Golaem Crowd Procedural Rendering - Part2
Previously in Golaem Crowd Procedural Rendering…
- John: Mike, we all gonna die! We have two 1000 characters crowd shots to render by 6pm!
- Mike: Don’t worry John, there is necessary an appropriate export options in Golaem Crowd, we’ll get out of here…
- John: Should I use the FBX export?
- Mike: No, it’s a job for Procedural Rendering!
Procedural Rendering
After such a teaser, you may wonder what Procedural rendering is! Well it’s the ability for a rendering engine to call an helper program which generates geometry on-the-fly in response to specific procedural primitive requests in its scene description language (i.e. RIB for Renderman, vrScene for VRay…). Any rendering engine worthy of the name provides this functionality: it’s called DSO (in Renderman) or Geometry Shaders (in Mental Ray) but it always works the same way : inputs parameters, outputs geometry, black box inside.
As you can guess, it’s a very efficient way to generate lot of objects of pretty similar geometries. Mhm, wait a minute! Lot of objects? Objects of pretty similar geometry? Well, that’s exactly what crowd is! So, what do we need as input parameters?
- Reference Geometries: for each type of characters, the TPose skinned geometry and all usable props;
- Asset Repartition: for each character, the name of the props, shaders to use and their parameters;
- Posture: for each frame, for each character, the position/orientation of each bone;
How does it looks like in Golaem Crowd?
Here’s where those different parameters come from in Golaem Crowd:
To store our simulation results (e.g. postures), we rely on the Disney Partio particle file format. In addition to high performances (both in terms of disk space and access times), it supports several common particle file formats (Houdini’s GEO, Maya’s PDB & PDA...). What if we take our previous example of 100 frames of 100 characters and get some numbers? Well, it rocks: 37Mo on the disk and 2min to load (instead of 1.5Go and 16min with FBX). Nice, isn’t it?

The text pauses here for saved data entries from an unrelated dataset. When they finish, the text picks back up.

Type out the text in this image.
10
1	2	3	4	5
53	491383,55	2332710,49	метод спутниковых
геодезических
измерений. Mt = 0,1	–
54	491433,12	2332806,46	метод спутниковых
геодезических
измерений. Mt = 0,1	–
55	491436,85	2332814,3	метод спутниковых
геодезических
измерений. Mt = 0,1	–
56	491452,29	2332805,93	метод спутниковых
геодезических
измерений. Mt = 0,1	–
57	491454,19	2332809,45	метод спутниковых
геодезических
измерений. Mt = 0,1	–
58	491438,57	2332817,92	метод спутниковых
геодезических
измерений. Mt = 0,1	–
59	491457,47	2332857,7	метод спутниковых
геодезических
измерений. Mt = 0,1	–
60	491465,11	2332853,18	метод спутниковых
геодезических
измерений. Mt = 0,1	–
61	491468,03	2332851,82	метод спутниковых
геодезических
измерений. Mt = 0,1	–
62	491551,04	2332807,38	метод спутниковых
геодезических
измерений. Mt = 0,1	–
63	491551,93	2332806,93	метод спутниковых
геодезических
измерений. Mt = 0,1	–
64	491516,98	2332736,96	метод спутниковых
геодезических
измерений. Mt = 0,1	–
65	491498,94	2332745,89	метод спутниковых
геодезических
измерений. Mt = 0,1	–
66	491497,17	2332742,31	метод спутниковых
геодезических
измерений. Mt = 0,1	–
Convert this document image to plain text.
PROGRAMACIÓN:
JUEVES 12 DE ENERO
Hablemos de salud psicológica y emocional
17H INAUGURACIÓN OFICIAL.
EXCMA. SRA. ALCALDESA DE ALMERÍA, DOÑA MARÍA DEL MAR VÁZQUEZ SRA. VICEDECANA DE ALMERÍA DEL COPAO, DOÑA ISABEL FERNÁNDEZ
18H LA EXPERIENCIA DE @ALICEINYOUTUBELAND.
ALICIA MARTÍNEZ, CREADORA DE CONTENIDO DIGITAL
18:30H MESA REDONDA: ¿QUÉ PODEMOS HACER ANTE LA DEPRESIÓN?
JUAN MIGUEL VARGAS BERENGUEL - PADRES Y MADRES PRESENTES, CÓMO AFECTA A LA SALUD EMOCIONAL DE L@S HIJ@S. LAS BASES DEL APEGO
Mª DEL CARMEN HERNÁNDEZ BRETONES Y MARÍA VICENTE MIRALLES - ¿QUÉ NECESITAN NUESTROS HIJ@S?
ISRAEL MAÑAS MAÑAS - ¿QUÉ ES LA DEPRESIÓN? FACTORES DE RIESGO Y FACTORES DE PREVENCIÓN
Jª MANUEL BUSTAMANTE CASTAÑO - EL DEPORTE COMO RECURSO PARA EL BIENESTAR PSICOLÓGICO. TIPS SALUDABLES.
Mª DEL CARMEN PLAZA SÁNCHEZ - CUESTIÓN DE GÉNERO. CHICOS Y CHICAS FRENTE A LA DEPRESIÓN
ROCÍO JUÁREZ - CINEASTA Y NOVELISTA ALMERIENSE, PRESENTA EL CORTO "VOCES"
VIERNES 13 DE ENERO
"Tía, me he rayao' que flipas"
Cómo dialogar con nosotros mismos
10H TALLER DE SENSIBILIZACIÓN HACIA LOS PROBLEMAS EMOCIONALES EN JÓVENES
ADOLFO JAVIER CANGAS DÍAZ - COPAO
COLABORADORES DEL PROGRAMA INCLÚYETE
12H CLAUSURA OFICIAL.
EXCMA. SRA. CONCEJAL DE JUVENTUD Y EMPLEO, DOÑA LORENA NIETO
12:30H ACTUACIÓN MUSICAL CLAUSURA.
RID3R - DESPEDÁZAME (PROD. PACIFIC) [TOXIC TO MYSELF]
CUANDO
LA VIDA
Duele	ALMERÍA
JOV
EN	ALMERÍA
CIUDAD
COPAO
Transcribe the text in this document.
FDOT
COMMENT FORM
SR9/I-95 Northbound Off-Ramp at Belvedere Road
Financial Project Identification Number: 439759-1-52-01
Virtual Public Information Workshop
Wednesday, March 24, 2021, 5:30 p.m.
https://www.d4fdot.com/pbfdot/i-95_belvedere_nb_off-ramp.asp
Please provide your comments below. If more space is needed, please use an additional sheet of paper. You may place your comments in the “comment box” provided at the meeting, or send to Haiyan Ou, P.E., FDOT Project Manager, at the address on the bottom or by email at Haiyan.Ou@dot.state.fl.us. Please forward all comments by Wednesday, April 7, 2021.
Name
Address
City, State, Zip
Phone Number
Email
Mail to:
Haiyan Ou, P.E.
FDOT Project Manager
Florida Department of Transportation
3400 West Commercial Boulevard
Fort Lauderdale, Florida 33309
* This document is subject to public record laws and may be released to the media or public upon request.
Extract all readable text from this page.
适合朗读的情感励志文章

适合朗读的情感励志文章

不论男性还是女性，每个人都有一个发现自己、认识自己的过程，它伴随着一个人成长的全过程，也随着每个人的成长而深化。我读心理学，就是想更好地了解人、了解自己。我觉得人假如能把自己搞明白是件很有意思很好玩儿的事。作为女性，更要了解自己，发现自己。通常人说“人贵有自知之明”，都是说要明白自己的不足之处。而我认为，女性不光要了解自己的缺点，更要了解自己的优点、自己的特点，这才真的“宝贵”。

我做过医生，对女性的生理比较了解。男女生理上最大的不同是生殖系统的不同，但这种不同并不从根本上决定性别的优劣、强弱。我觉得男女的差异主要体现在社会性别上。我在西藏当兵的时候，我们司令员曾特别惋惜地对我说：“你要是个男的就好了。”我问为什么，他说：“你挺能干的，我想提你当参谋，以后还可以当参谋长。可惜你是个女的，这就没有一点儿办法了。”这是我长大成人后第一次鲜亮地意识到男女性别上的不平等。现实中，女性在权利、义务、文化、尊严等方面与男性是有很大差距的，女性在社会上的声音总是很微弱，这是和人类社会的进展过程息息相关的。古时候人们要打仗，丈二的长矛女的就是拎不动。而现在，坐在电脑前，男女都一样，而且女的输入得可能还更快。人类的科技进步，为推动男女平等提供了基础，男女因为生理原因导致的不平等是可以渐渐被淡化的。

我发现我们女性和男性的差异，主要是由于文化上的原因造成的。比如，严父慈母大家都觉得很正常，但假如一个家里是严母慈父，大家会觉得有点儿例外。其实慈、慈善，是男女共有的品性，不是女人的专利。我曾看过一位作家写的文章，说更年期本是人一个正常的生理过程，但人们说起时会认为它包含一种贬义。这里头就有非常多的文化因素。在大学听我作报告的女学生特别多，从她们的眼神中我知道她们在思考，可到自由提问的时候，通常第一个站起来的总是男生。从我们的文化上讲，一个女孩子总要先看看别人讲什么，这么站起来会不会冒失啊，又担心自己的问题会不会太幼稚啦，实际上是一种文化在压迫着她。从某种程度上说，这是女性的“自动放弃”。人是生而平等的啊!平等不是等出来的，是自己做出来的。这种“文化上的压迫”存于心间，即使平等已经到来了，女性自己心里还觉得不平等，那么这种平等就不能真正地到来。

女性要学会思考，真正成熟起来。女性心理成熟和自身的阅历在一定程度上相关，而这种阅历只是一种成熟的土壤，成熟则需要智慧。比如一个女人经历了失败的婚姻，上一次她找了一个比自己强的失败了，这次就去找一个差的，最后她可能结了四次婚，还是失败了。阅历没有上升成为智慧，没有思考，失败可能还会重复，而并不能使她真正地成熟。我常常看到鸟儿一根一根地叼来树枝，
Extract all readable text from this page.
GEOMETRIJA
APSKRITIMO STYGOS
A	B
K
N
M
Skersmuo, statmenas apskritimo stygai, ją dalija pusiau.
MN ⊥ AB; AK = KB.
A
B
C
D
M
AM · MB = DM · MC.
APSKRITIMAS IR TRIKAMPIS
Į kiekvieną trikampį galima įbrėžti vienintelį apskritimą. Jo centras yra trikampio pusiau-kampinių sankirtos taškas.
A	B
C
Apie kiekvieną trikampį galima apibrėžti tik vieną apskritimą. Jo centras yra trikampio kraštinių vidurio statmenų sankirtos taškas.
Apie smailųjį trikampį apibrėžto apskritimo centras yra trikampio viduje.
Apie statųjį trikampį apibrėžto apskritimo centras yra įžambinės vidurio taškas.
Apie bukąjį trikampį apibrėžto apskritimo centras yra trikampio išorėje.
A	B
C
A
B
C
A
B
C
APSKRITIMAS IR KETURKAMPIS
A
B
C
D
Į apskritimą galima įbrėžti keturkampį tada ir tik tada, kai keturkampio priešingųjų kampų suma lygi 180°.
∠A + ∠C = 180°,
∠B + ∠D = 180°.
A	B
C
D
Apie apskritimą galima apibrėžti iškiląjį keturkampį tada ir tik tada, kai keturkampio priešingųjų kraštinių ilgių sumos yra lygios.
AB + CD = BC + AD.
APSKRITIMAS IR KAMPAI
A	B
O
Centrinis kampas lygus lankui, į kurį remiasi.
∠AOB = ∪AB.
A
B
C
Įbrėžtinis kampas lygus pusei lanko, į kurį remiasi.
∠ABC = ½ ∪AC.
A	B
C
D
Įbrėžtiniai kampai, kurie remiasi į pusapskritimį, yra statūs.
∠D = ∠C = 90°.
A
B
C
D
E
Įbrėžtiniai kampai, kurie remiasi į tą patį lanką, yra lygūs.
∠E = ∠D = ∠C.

So, let’s take the workflow above and adapt it to our needs:

But the most awesome feature about Procedural Rendering is to come: as reference geometry and asset repartition are only read at rendering time and are independent to what has been computed during the simulation, they can be changed as many time you want for free.
Damn, a bare-chested guy in the foreground of my 10k characters snowy scene? No problem! Open the Asset Manager tool in Maya, edit the shirt repartition, save your file and render again. Yes you read it, as simple as that: you don’t need to launch the simulation again! If you’d like more information about how to tweak asset repartition and therefore visual appearance, you should definitely have a look of our mesmerizing tutorial.
And as I know that you guys love numbers, here are some more for you: rendering the following image of 10k characters with Pixar Renderman and our procedural only took 9min (i.e. computing the workflow above 10k times). Of course the image is 1080p and is motion blurred.

Ok, let sum it up: fast rendering, light files, customizable at render-time… Sounds like the Messiah, right? Well, almost. The counterpart is that we need to write/update/upgrade as many procedural plugins as rendering engines we’d like to be compatible with. For now, Golaem Crowd is compatible with Pixar’s Renderman, VRay, 3Delight, Air, Guerilla Render. Mental Ray is coming soon.